いや、待てよ。待て待て。イメージするのに、俺は、ひょっとして凄いアドバンテージがあるんじゃないか?
頭を過ぎる考え。
例えば、魔力。
血と一緒に魔力が流れているという風に考えたらどうだ? イメージは全然できる。だって、俺は前の世界から、人体の仕組みの大体の知識がある。血管や内臓、骨や脳の構造。魔力がどういう風に流れているのか、かなり具体的に想像することができる。
本当に前の世界と人体の造りが一緒かどうかは関係ないはずだ。要するに、過程をどれだけ詳細に具体的に、自分自身で信じられるくらいにイメージできるかどうかが大切なんだから。
炎だってそうだ。
炎って何だ? その知識が俺にはある。つまり、気体の燃焼のことだ。
酸素があって、燃える気体があって、そして温度が上がれば燃焼が起こる。
温度はどうすれば上がる?
あれ、確か分子運動が関係していたはずだよな。簡単に言えば、分子が激しく震えれば温度は上がる。

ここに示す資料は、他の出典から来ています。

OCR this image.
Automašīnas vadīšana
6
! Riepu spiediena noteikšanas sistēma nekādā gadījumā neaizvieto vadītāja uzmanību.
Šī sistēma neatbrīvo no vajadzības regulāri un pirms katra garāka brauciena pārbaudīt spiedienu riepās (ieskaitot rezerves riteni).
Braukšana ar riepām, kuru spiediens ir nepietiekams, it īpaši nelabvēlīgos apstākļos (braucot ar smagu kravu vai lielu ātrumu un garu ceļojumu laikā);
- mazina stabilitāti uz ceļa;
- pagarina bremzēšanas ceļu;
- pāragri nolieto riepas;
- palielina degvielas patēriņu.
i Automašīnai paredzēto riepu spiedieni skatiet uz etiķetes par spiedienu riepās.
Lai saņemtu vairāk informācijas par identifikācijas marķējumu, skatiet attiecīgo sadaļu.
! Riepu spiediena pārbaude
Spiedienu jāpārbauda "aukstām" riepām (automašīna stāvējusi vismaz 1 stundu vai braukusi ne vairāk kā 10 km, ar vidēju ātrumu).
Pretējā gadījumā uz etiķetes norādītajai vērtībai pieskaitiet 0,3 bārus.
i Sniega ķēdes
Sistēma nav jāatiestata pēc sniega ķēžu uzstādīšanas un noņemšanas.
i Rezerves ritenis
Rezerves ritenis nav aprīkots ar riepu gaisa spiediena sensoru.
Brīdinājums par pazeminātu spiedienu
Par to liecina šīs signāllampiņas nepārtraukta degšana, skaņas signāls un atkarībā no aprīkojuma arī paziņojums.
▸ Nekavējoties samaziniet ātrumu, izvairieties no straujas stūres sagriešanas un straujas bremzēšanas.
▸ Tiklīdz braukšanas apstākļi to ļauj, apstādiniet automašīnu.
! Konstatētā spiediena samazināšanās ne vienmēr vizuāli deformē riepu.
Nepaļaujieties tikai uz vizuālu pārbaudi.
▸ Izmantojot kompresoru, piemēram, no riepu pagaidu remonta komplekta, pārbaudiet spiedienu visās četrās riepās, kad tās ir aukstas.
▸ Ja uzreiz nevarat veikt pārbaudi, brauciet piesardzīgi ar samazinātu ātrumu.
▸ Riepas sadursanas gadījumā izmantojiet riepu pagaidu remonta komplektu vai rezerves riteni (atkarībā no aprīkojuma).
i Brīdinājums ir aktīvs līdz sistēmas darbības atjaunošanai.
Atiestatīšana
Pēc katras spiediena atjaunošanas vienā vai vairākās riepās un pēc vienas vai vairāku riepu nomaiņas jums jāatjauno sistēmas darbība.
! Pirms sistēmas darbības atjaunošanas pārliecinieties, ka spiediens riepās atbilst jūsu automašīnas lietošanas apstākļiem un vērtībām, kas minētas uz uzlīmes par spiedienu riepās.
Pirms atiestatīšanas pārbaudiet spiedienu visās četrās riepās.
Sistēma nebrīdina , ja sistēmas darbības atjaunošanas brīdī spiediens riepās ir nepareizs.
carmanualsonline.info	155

だから、まずは魔力を差し出した手に集めるイメージだ。
血管を通って、骨や内臓を越えて、手に魔力が集まっていく。
次に、その魔力を外に出して、酸素と燃焼系の気体が、掌に集まってくるイメージをする。そんなものが本当に存在するかどうかは分からない。でも、想像はできる。空気中を漂っているそれらを、俺の魔力が集めるんだ。
そして、その集まったものに対して、魔力を注ぐ。
魔力は、分子の運動を激しくする。激しく、激しく、激しく。
燃え上がるくらいに。
「嘘だろ……」
茫然とした父さんの声と、掌に感じる熱。
掌に炎が存在している。
掌の方が火傷しそうな気もするが、わずかに熱を感じるくらいで、痛みなんて感じない。
野球ボール大の炎は、俺の手のひらでめらめらと燃え続けている。
「いきなり、それも無詠唱で」
見れば、父さんは目を見開いている。
やばい、やりすぎたか。
そう心配する俺を尻目に、
「て、天才だ……ははっ、お、俺達の息子は、天才だっ。聖女ファタ様に栄光あれっ!」
突然、喜びだすと父さんは走り出す。
「おいっ、ヴィトナ、ヴィトナ、見てくれ、ヴィトナ!」
母さんの名前を叫びながら、父さんは家の方に走っていく。
俺を置いて。
「おいおい……別にいいけど」
とりあえず炎を消して、俺は父さんの後を追うことにする。
家に帰った後、今度は母さんとリーナの前でも魔法を披露させられる。
そしてそれを見た母さんは跳びあがって喜び、父さんと抱きつく。リーナはぽかんとしている。当たり前だ。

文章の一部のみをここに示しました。